A paper published by the International Monetary Fund (IMF) points out that Malawi could be losing almost one percent of its gross domestic product (GDP) per capita due to climate change. The paper titled ‘Long–Term Macroeconomic Effects of Climate Change: A Cross Country Analysis’, says that the continuous changes in climate change have a long-term negative impact on Malawi’s economic growth. According to the IMF study,’ persistent increase in average global temperature by 0.04 degree Celsius per year, in the absence of mitigation policies reduces real GDP growth per capita.”
Malawi’s GDP per capita remained has remained stagnant and minimal at about $400 (about K296 000) per person per year. It is the lowest in the region when compared to other countries in the region such as Zambia, Rwanda, Kenya, and Ethiopia. Any further decline in the GDP per capita could worsen poverty levels in Malawi.

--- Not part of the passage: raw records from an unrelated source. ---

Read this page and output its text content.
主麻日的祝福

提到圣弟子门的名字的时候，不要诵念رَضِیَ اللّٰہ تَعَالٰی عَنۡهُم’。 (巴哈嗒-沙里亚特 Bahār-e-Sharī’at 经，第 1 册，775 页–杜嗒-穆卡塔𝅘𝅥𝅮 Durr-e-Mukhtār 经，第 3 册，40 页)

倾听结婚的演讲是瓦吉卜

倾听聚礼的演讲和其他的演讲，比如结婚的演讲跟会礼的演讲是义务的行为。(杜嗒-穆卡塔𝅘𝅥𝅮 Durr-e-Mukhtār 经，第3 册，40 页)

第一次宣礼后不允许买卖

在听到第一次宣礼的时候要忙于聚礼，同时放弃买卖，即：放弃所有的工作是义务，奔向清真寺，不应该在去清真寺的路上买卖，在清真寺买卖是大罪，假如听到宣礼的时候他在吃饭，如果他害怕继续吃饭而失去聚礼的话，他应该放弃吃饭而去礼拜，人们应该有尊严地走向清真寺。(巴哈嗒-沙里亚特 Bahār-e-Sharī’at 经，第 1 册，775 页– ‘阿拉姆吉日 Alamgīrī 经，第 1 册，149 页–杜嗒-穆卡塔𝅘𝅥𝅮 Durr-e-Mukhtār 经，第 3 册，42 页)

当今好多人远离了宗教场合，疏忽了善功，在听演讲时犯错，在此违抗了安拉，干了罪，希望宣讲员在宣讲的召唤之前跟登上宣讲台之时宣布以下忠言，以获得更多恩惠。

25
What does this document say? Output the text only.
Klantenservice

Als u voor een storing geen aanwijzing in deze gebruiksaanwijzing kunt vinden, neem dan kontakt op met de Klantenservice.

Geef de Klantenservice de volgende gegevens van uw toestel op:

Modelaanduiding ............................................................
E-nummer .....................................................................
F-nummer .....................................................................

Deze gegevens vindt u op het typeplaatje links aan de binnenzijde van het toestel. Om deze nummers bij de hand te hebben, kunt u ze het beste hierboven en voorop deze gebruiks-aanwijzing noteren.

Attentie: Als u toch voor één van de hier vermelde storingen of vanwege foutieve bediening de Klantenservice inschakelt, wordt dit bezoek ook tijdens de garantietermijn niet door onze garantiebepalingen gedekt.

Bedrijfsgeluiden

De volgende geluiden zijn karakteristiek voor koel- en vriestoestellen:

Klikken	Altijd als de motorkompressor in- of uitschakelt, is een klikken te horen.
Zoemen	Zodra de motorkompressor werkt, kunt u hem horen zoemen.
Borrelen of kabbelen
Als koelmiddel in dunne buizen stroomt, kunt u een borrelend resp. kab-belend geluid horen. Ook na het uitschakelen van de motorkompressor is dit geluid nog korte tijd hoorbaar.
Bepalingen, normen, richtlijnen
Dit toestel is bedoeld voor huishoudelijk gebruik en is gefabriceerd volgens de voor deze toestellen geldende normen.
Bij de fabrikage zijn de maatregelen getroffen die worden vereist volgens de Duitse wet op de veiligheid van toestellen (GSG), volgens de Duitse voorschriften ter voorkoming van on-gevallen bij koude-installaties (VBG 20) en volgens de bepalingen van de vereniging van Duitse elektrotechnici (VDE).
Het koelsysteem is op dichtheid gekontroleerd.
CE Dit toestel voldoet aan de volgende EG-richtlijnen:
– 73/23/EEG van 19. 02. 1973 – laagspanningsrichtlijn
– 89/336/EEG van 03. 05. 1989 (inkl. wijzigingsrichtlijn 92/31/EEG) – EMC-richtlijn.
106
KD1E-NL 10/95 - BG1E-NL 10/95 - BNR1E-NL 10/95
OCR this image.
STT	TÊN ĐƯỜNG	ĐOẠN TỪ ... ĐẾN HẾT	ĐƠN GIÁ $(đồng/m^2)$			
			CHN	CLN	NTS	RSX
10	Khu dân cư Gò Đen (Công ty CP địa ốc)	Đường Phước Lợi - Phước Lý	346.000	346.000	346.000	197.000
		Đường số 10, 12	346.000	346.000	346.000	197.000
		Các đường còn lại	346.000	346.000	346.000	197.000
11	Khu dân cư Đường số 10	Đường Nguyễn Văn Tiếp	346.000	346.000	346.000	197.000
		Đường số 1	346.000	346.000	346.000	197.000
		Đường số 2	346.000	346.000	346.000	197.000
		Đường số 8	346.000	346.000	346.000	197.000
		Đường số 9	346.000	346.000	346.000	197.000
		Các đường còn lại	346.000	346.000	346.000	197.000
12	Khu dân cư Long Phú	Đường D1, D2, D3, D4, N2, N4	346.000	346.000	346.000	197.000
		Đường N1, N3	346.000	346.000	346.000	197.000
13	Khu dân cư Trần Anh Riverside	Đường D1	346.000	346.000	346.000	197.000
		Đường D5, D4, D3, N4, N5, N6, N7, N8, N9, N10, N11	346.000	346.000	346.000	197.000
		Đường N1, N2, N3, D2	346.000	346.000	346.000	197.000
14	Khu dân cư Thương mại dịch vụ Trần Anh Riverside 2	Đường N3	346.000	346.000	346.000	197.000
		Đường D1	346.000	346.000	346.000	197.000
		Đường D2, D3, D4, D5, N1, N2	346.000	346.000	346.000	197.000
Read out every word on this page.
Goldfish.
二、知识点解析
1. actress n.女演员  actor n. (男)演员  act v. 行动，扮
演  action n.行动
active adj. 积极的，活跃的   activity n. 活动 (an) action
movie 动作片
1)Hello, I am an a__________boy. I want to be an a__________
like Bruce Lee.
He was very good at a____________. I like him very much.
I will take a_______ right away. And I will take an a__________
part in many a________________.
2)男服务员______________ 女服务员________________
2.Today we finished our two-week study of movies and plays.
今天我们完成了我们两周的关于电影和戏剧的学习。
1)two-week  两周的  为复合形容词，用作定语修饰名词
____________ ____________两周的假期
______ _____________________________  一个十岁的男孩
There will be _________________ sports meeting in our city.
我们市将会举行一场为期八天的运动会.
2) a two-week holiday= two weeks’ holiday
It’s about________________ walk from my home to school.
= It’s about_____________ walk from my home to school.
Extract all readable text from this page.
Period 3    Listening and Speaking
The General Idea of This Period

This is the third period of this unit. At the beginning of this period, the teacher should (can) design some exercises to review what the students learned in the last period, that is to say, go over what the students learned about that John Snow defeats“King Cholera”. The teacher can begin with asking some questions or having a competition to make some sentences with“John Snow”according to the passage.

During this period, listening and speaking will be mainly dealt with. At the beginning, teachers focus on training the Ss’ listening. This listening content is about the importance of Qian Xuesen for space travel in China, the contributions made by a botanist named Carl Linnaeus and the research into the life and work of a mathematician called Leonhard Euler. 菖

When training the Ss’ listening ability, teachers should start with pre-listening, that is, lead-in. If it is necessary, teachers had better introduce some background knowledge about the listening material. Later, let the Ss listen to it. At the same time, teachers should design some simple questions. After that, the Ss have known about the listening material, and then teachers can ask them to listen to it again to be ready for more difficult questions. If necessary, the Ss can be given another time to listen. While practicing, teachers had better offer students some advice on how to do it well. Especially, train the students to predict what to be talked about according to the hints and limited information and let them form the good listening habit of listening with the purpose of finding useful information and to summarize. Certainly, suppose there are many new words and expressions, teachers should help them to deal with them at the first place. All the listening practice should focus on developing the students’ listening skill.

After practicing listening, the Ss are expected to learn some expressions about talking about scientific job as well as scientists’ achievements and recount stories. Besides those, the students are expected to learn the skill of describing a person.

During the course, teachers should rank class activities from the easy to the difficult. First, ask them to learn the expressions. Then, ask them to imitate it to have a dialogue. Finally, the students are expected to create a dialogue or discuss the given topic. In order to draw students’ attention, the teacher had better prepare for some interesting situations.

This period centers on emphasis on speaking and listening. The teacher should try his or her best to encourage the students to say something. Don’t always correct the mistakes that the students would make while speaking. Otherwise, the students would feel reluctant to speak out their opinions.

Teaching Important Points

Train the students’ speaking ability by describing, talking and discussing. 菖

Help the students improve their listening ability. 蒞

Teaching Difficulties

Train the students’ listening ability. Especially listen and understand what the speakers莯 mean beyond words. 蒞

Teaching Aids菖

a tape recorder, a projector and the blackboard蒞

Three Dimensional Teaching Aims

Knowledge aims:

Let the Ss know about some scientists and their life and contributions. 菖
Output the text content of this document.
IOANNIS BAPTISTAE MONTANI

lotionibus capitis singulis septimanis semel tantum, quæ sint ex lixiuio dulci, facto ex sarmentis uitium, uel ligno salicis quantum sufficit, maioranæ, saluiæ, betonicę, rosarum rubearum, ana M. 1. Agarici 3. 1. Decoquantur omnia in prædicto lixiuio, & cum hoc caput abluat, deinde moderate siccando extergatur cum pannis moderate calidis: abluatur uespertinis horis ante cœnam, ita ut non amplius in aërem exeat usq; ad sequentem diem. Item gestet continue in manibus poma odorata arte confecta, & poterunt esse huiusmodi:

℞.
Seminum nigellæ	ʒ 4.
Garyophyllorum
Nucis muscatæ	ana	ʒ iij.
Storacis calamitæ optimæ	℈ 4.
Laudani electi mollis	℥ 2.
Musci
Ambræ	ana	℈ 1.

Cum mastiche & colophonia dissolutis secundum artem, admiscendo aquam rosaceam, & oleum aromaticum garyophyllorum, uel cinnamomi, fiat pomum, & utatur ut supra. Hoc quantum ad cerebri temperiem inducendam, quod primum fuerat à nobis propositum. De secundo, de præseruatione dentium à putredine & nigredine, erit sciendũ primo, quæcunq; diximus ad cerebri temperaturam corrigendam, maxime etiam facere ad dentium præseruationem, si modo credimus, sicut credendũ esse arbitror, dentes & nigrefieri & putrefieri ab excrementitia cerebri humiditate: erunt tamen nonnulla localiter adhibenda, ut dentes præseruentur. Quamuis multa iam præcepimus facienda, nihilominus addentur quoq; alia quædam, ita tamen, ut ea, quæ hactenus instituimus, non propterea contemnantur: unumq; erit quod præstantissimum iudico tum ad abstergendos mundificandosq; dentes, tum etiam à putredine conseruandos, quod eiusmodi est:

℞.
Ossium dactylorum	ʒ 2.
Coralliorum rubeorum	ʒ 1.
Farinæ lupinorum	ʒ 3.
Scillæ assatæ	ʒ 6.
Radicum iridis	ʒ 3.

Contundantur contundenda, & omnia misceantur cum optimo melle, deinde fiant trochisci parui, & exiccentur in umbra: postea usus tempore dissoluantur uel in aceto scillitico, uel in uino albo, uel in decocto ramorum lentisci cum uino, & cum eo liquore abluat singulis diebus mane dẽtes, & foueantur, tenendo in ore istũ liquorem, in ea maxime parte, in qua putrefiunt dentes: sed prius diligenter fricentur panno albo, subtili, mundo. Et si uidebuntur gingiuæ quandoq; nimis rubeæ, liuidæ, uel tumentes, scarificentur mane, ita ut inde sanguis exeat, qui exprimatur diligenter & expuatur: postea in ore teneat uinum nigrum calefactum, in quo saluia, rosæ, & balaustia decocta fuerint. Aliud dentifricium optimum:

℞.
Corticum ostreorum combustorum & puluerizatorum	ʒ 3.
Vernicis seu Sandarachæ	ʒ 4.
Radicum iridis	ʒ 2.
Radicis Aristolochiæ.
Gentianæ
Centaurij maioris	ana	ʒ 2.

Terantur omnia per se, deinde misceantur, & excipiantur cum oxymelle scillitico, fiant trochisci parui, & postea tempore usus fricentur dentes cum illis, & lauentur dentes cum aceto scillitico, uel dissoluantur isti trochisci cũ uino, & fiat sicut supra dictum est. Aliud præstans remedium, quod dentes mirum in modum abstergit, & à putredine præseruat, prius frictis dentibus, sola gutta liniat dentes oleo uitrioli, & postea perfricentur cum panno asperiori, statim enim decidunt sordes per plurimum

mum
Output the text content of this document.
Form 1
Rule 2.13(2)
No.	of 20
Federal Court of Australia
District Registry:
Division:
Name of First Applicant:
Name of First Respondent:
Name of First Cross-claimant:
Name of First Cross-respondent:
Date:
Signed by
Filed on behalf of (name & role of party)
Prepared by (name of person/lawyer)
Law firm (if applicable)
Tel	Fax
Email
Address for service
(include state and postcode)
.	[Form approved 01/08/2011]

Malawi authorities have cited climate as the major contributor as all recessions have been preceded by droughts. Agriculture is the dominant sector in terms of contribution to economic growth, climate change shocks have led to volatility in the key macroeconomic fundamentals. Some steps are being taken by the government to counter climate change effects. Adapt plan Project is one among them. The Project included a set of community-led activities to act as a cushion to neutralise challenges in the wake of the negative climate change impacts. They focus largely on the promotion of sectors like agriculture, forestry, and water.